De grâce, un peu d'intelligence, de culture générale incluant la connaissance du fait religieux partout, de l'éducation nationale à l'éducation populaire..
Je veux bien entendre les problèmes sociaux, les marginalisations, les stigmatisations sociales, spatiales, "ethniques", mais le principal problème ne serait-il la faillite de l'éducation et de la culture ?
Les politiques culturelles issues de Malraux ont contribué à garder élitaire ce qui se voulait universel par un savant codage pour sauvegarder l’entre soi.
Il est grand temps, en tirant les enseignements des ces évènements tragiques, symptômes de nos échecs (de la politique de la ville par exemple centrée sur le bâti, c'est tellement plus facile), de la recherche de l'immédiateté (réseaux sociaux etc... qui ne laissent pas le temps à la réflexion et à l'analyse), de repenser les politiques éducatives et culturelles pour former des hommes et des femmes libres en les aidant à construire une pensée à partir d'une analyse critique de tout ce qui nous est balancé en flux continu alors que la plupart d’entre nous n'est pas armé pour faire le tri. Quelle place donnée à la beauté pour enrichir nos vies ?
L'ignorance, l'absence de repères culturels, philosophiques et politiques sont le terreau de la crédulité qui peut mener, en absence de régulation, à la déshérence qui ouvre un boulevard à l'intoxication mentale qui mène tout droit à l'abjection et au déni d'humanité qui est le propre de tous les extrémismes.
N'est homme que celui qui, par sa capacité à penser son existence dans son rapport à l'autre, se construit une existence sociale.
Que dire alors d'une société qui coupe les crédits à la culture et aux initiatives culturelles de proximité ou encore à l'économie sociale et solidaire.

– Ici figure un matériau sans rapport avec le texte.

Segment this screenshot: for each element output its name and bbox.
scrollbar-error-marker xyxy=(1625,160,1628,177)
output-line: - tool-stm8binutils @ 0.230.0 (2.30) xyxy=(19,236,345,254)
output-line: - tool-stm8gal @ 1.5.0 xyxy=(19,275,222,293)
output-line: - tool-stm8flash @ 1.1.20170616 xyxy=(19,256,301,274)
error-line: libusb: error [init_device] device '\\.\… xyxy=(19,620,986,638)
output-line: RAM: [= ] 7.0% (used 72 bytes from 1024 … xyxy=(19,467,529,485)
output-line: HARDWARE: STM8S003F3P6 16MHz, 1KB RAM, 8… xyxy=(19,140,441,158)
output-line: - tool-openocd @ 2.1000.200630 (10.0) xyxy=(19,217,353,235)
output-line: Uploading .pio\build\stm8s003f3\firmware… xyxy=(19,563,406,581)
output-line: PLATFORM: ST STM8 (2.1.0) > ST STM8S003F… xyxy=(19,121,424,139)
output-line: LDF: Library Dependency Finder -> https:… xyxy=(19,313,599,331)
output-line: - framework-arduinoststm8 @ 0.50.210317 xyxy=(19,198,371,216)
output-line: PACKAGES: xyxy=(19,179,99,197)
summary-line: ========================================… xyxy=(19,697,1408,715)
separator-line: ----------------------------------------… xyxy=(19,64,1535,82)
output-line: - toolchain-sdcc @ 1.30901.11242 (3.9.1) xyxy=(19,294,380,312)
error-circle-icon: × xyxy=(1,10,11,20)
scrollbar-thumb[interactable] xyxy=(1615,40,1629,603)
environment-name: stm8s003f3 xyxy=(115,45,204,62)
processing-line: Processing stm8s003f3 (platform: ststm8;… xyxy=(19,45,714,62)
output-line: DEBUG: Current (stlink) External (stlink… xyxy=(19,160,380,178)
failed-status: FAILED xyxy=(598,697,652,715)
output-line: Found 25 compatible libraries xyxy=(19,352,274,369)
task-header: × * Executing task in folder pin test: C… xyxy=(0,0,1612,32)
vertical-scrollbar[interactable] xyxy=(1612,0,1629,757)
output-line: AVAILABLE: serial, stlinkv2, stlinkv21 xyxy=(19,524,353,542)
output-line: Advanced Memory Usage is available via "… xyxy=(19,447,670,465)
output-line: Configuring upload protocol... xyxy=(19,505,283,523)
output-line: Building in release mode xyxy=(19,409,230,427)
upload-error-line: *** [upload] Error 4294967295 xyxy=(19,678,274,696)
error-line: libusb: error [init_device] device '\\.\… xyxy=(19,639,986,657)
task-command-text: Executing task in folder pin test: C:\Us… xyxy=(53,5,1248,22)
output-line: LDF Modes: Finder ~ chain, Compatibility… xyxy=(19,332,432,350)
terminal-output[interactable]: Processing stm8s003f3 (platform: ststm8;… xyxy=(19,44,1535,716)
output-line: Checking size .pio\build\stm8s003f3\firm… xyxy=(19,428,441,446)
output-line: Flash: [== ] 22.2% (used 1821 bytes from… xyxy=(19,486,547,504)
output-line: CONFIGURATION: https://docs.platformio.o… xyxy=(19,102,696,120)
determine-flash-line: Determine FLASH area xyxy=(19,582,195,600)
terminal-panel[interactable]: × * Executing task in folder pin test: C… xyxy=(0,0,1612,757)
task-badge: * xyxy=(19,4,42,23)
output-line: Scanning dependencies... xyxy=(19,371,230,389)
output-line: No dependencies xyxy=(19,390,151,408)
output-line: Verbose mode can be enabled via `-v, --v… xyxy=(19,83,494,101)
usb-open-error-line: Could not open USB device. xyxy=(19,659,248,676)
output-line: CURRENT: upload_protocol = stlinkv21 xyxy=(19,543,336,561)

L'éducation et la culture ça ne coute pas cher et ça rapporte gros. Lorsque des arbitrages budgétaires se font au détriment de ce secteur, ils traduisent une absence totale de vision et de sens politique au sens le plus noble du terme. Renucci et Stiegler ont écrit récemment un bouquin : "s'élever d'urgence"; oui il y a urgence à s'élever et leurs caricatures à la con nous ont aidés à nous élever, à grandir, à réfléchir.
Caricaturer n'est que grossir le trait de quelque chose d'observable pour le faire éclater à la figure de ceux qui n'ont rien vu. Je comprends que cela soit insupportable à tous ceux qui, imbibés de leurs croyances et prétendues vérités, sont incapables de penser. La caricature est l'art de la provocation à penser.
La noblesse de la République est de garantir cet espace de liberté qui permet la liberté de penser.